Das Netzwerk soll demnach Goldschmuggel, Schmuggel von anderen kostbaren Gütern sowie Geldwäsche betrieben haben. Insgesamt seien mehr als 15 Millionen Euro durch ein komplexes Netz in ganz Europa gewaschen worden. Das geht aus einer Mitteilung von Europol hervor.
An den Razzien in Deutschland, Italien und der Schweiz seien mehr als 150 Polizeibeamte beteiligt gewesen. Die Ermittlungen wurden demnach bereits 2019 von der italienischen Behörde ROS Carabinieri in Florenz aufgenommen und in enger Zusammenarbeit mit den deutschen und schweizerischen Behörden durchgeführt. Zunächst stand demnach ein Grieche im Fokus der Ermittlungen, der Kontakt zu einem iranischen Unternehmer hatte, der in internationalem Goldschmuggel und Geldwäsche involviert war. Das kriminelle Netzwerk bestand aus insgesamt zehn Mitgliedern italienischer, griechischer, türkischer und iranischer Nationalität. Diese sollen Briefkastenfirmen für ihre Geldwäsche verwendet haben.
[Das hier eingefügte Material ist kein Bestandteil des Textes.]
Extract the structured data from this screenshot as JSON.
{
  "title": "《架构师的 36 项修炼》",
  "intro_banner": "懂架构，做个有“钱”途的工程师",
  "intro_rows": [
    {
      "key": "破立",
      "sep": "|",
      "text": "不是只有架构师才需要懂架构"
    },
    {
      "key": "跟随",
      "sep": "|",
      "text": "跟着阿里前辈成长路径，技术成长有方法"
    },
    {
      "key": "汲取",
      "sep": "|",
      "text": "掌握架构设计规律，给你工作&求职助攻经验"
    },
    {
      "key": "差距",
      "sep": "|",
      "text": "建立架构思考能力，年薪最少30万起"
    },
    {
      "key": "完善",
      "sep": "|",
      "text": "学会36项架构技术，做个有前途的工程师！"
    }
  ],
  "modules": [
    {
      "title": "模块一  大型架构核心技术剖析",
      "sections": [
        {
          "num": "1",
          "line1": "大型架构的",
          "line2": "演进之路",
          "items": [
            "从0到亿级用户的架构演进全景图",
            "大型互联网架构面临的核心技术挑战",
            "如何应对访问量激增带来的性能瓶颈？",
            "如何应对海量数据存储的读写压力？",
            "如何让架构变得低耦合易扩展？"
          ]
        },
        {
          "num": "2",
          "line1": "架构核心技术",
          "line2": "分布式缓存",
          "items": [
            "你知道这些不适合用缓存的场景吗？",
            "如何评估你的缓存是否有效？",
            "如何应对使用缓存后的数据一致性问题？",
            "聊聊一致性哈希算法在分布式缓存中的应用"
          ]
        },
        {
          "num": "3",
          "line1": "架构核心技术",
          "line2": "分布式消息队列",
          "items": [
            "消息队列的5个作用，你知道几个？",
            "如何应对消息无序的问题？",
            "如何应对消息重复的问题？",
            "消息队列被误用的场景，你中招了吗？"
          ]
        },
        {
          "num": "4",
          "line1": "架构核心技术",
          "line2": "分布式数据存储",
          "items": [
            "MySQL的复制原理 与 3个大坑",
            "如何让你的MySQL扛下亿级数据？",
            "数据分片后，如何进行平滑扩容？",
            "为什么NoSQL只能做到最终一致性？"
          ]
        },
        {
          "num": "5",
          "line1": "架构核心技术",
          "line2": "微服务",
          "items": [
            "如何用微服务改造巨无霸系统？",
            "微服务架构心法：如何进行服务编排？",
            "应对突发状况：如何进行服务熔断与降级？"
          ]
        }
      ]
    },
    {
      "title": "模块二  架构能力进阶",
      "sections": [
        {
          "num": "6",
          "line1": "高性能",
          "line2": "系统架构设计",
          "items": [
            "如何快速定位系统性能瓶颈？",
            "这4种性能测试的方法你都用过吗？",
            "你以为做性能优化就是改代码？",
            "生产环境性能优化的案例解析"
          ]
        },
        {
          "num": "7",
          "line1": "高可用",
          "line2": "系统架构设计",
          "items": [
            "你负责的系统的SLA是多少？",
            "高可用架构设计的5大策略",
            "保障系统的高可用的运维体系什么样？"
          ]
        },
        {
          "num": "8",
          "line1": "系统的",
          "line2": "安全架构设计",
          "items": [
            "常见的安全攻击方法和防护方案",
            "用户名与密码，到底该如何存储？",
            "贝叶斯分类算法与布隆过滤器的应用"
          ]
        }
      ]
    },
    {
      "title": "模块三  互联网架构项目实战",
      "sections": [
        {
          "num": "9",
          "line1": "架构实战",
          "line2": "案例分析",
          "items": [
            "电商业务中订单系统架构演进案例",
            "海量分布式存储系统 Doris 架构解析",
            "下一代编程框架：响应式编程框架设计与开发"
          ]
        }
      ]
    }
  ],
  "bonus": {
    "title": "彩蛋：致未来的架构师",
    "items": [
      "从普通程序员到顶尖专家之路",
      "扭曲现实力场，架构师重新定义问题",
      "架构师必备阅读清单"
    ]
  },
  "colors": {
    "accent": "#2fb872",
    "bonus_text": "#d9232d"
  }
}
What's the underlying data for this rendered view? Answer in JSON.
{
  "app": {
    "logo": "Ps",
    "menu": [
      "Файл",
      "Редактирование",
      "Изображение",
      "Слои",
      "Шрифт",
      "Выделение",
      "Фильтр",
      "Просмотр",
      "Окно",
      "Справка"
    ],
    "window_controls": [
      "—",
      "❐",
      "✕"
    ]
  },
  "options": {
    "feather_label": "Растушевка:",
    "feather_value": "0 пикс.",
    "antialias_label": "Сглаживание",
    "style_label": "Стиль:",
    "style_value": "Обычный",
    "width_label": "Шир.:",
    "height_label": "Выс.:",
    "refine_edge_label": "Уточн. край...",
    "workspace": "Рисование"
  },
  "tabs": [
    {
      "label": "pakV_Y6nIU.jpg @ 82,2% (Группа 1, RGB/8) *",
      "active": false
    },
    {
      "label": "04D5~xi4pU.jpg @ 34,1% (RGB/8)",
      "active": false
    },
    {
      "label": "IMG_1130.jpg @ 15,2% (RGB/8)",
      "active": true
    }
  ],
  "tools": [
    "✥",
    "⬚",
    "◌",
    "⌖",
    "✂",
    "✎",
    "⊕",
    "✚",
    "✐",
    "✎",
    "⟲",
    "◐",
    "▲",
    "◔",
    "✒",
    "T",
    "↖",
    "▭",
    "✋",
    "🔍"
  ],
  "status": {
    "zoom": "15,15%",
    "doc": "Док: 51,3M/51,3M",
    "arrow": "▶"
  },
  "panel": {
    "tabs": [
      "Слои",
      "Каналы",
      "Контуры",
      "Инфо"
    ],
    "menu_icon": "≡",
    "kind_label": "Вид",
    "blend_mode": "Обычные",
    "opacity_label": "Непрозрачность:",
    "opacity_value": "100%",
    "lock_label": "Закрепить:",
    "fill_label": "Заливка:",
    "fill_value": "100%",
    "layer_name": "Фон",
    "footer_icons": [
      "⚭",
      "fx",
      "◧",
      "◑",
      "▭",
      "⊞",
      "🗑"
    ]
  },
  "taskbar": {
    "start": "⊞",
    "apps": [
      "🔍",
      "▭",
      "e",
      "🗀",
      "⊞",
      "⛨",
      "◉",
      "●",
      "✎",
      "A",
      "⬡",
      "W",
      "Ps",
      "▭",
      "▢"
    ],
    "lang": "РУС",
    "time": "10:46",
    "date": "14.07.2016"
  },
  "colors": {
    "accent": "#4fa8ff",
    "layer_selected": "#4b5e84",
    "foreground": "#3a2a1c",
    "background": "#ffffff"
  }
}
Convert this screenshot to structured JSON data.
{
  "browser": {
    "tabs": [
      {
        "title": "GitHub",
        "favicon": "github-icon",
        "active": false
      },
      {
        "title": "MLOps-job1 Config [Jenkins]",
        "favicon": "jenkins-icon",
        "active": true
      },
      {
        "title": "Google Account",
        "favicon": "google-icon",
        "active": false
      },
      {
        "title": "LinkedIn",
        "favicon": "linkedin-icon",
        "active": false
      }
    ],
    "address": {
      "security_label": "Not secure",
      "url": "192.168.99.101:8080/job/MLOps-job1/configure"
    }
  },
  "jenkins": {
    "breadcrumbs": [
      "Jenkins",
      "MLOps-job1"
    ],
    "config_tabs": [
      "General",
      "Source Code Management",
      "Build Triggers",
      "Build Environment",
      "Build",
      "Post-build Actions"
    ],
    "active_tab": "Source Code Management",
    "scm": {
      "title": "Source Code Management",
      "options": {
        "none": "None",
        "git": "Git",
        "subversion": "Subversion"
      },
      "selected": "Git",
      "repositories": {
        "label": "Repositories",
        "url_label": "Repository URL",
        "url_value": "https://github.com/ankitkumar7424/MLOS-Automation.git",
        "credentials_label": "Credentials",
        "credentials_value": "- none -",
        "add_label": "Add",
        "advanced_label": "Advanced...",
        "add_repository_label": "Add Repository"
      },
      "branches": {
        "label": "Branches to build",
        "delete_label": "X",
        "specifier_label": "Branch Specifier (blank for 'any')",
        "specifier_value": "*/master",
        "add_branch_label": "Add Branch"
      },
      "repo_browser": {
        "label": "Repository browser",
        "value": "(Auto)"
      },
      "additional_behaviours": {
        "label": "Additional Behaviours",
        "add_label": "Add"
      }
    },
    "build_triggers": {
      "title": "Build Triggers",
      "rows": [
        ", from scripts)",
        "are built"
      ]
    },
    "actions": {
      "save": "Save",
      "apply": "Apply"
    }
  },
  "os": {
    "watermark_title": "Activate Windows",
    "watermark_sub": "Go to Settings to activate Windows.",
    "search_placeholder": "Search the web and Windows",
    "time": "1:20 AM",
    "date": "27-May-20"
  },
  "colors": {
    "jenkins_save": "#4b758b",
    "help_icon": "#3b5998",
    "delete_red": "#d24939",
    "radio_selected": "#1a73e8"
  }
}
Die Mitglieder des kriminellen Netzwerks sollen Gold und andere kostbaren Güter auf dem Schwarzmarkt gekauft haben, Dokumente dafür gefälscht und Kuriere genutzt haben, um die Waren in die Türkei zu schaffen. In Zürich haben die Ermittler in einem Raum eine illegale Gießerei gefunden, wo Gold geschmolzen wurde, um dessen Ursprung zu verschleiern.
Die Ermittlungen wurden in enger Kooperation von Europol und Eurojust (die Agentur der Europäischen Union für justizielle Zusammenarbeit in Strafsachen) durchgeführt. Unterstützt wurde die Operation auch vom EU-finanzierten Projekt ISF4 @ON, einer Initiative unter italienischer Federführung, die gegen Mafia-ähnlich organisierte, kriminelle Gruppen in Europa vorgeht.